If you want a lot of cybernetics, use CBMs going towards your max slot limit. You will get some penalties, but they can nearly all be negated with drugs, and the ones that can't will be far from gamebreaking (eg losing sense of taste, or making a noise when you move). Your max slot limit should be quite high, allowing late-midgame cyborgs to be similar to current mid game characters. No, you can't have all the cybernetics, and you definitely can't have unlimited powah, but you should be able to feel like a real cybernetic monster. The primary tradeoff is that as you get higher and higher in your cyber-limit, you are more and more limited in what mutations might still be compatible with your altered body.
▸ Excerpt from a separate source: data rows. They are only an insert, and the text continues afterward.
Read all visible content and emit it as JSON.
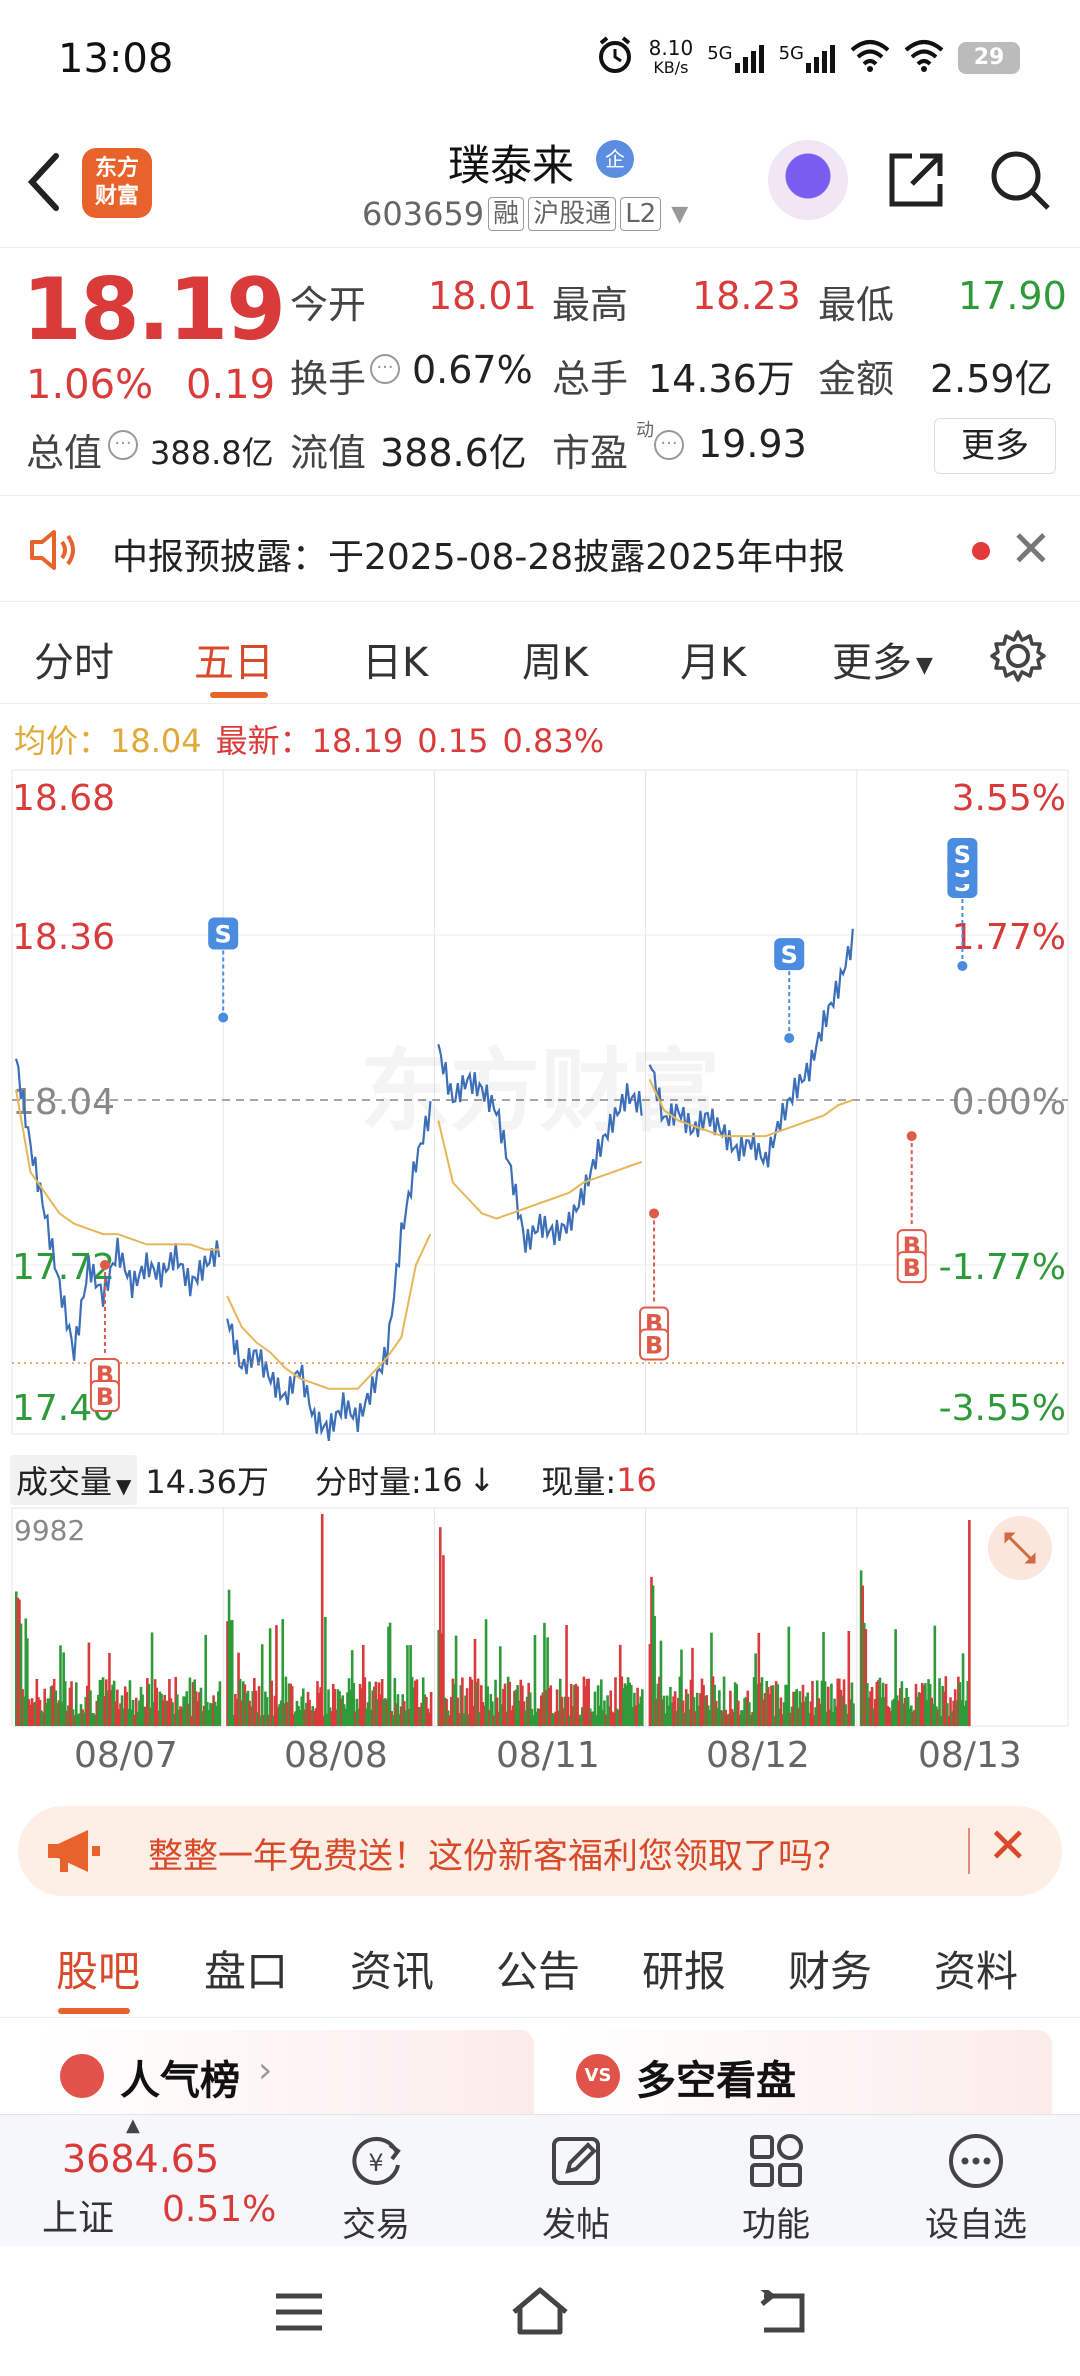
{
  "status": {
    "time": "13:08",
    "net_speed": "8.10",
    "net_unit": "KB/s",
    "sig1": "5G",
    "sig2": "5G",
    "battery": "29"
  },
  "nav": {
    "logo_line1": "东方",
    "logo_line2": "财富",
    "stock_name": "璞泰来",
    "badge": "企",
    "code": "603659",
    "tag1": "融",
    "tag2": "沪股通",
    "tag3": "L2"
  },
  "quote": {
    "price": "18.19",
    "pct": "1.06%",
    "chg": "0.19",
    "open_label": "今开",
    "open": "18.01",
    "high_label": "最高",
    "high": "18.23",
    "low_label": "最低",
    "low": "17.90",
    "turnover_label": "换手",
    "turnover": "0.67%",
    "vol_label": "总手",
    "vol": "14.36万",
    "amount_label": "金额",
    "amount": "2.59亿",
    "mcap_label": "总值",
    "mcap": "388.8亿",
    "float_label": "流值",
    "float": "388.6亿",
    "pe_label": "市盈",
    "pe_sup": "动",
    "pe": "19.93",
    "more": "更多"
  },
  "notice": {
    "text": "中报预披露：于2025-08-28披露2025年中报"
  },
  "tabs": [
    "分时",
    "五日",
    "日K",
    "周K",
    "月K",
    "更多"
  ],
  "avg_row": {
    "avg_label": "均价：",
    "avg": "18.04",
    "latest_label": "最新：",
    "latest": "18.19",
    "chg": "0.15",
    "pct": "0.83%"
  },
  "chart_data": {
    "type": "line",
    "title": "",
    "period": "五日",
    "y_labels_left": [
      "18.68",
      "18.36",
      "18.04",
      "17.72",
      "17.40"
    ],
    "y_labels_right": [
      "3.55%",
      "1.77%",
      "0.00%",
      "-1.77%",
      "-3.55%"
    ],
    "ylim": [
      17.4,
      18.68
    ],
    "prev_close": 18.04,
    "days": [
      "08/07",
      "08/08",
      "08/11",
      "08/12",
      "08/13"
    ],
    "series": [
      {
        "name": "",
        "color": "#3d6fb8",
        "values": [
          18.12,
          17.95,
          17.82,
          17.68,
          17.55,
          17.72,
          17.66,
          17.75,
          17.68,
          17.72,
          17.7,
          17.74,
          17.68,
          17.72,
          17.75,
          17.62,
          17.52,
          17.55,
          17.5,
          17.46,
          17.52,
          17.42,
          17.4,
          17.45,
          17.42,
          17.48,
          17.55,
          17.78,
          17.92,
          18.02,
          18.14,
          18.04,
          18.08,
          18.06,
          18.02,
          17.9,
          17.76,
          17.8,
          17.78,
          17.8,
          17.86,
          17.94,
          18.0,
          18.05,
          18.03,
          18.12,
          18.0,
          18.02,
          17.98,
          18.01,
          17.98,
          17.94,
          17.96,
          17.92,
          18.0,
          18.06,
          18.1,
          18.19,
          18.26,
          18.35
        ]
      },
      {
        "name": "均价",
        "color": "#e6b659",
        "values": [
          18.06,
          17.9,
          17.86,
          17.82,
          17.8,
          17.79,
          17.78,
          17.78,
          17.77,
          17.76,
          17.76,
          17.76,
          17.76,
          17.75,
          17.75,
          17.66,
          17.6,
          17.57,
          17.55,
          17.52,
          17.5,
          17.49,
          17.48,
          17.48,
          17.48,
          17.51,
          17.54,
          17.58,
          17.72,
          17.78,
          18.0,
          17.88,
          17.85,
          17.82,
          17.81,
          17.82,
          17.83,
          17.84,
          17.85,
          17.86,
          17.88,
          17.89,
          17.9,
          17.91,
          17.92,
          18.08,
          18.02,
          18.0,
          17.99,
          17.98,
          17.97,
          17.97,
          17.97,
          17.97,
          17.98,
          17.99,
          18.0,
          18.01,
          18.03,
          18.04
        ]
      }
    ],
    "trade_marks": [
      {
        "type": "B",
        "day_index": 0,
        "price": 17.72
      },
      {
        "type": "S",
        "day_index": 1,
        "price": 18.2
      },
      {
        "type": "B",
        "day_index": 3,
        "price": 17.82
      },
      {
        "type": "S",
        "day_index": 3,
        "price": 18.16
      },
      {
        "type": "B",
        "day_index": 4,
        "price": 17.97
      },
      {
        "type": "S",
        "day_index": 4,
        "price": 18.3
      }
    ]
  },
  "volume": {
    "label": "成交量",
    "total": "14.36万",
    "tick_label": "分时量:",
    "tick": "16",
    "tick_arrow": "↓",
    "now_label": "现量:",
    "now": "16",
    "max": "9982"
  },
  "promo": {
    "text": "整整一年免费送！这份新客福利您领取了吗？"
  },
  "sub_tabs": [
    "股吧",
    "盘口",
    "资讯",
    "公告",
    "研报",
    "财务",
    "资料"
  ],
  "cards": {
    "left": "人气榜",
    "right": "多空看盘"
  },
  "bottom": {
    "index_value": "3684.65",
    "index_name": "上证",
    "index_pct": "0.51%",
    "items": [
      "交易",
      "发帖",
      "功能",
      "设自选"
    ]
  }
}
In the end, even a full conversion cyborg shouldn't be as raw-powerful as a current cyborg is 2 years of game time in. You won't be able to stop time for a month of game time because you have 100k battery storage. However, adding full conversion to replace this power offers far more fun choices rather than powerful. Stuff like switching bodies to one more suited to a purpose; having spider legs that let you climb on walls; having a body that is basically a tankbot; having three different awesome gun arms that can retract into your crazy robot torso.
Upcoming: I will do a similar post about mutations in my next break, which will be complementary to this one in some ways.